4. Challenges in Database Preparation
The important issues involved in database preparation for development of various speech technologies are (i) creating a generic acoustic database that covers language variations and (ii) designing of the recording prompts and recording of speech databases to be used by corpus-based speech synthesizers. The problem arises in collection and selection of texts related with the application domains, the selection of appropriate speakers, all the necessary techniques such as recording setup for assuring and maintaining the same quality during the multiple recording sessions of the resulting database. The high cost of the recording process limits the ability in creating databases in more than a few voices for each domain specific application.

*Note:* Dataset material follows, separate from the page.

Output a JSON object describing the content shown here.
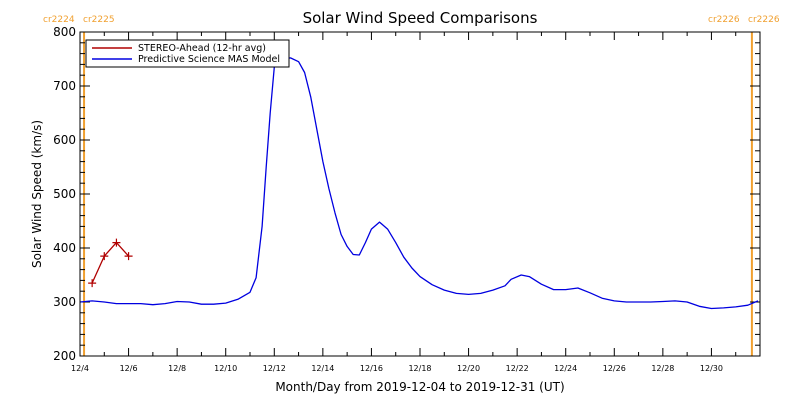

In this paper, a survey of efforts in database developments for Hindi language has been performed. It discusses some core linguistic resources of Hindi language, available through various resources developed for usage in text-to-speech synthesis and speech recognition technology. Despite the fact that there are tremendous challenges for building resources according to the global standards, there is immense potential for the development of language resources and technologies in India. If one needs to record his own database, he needs recording equipment (the higher quality, the better). A proper recording studio is ideal, though may not be available for everyone. A cheap microphone stuck on the back of a standard PC is not ideal. A high-quality sound board, close-talking and high-quality microphone and a nearly soundproof recording environment will often be the compromise between these two extremes. The high cost of recording process limits the ability of the technology providers to produce more than a few voices in a particular language. A solution to this problem has been conducted to separate the speech synthesizer from the inventory that defines the synthesizers’ voices. Therefore, selection of the inventory of the recordings must be designed to provide good coverage of phonetics and phonation of the selected language, using analysis on available text corpora, mainly newspaper text, books etc for unrestricted TTS. For a restricted domain, domain adaptation is done at speech inventory level. By selecting an inventory with carefully-selected sentences of a restricted domain, such as banking, health care, security, travel sector and others, a very high quality can be achieved for sentences in that domain.
It is suggested that the recordings from various resources can be grouped into application domains that can be combined to generate inventories which can be integrated with speech synthesizers to develop TTS and speech recognition applications. Unfortunately, many of the existing corpora or resources lack features that are strongly desirable for their uses in the scientific context. These shortcomings include problems with availability (in some cases the use of very specific interfaces is required), high costs or strict licenses that permit reuse and data aggregation. This paper identifies the distribution constraints, a challenge for open distribution, which needs to be addressed. As some of these problems can't be removed such as that of copyright, it would be beneficial to have more resources available electronically that can be used with fewer restrictions. This shall enable the participation of a larger group of institutions (within and outside of India) and the industry, as well as in research and development towards building speech systems in Hindi language.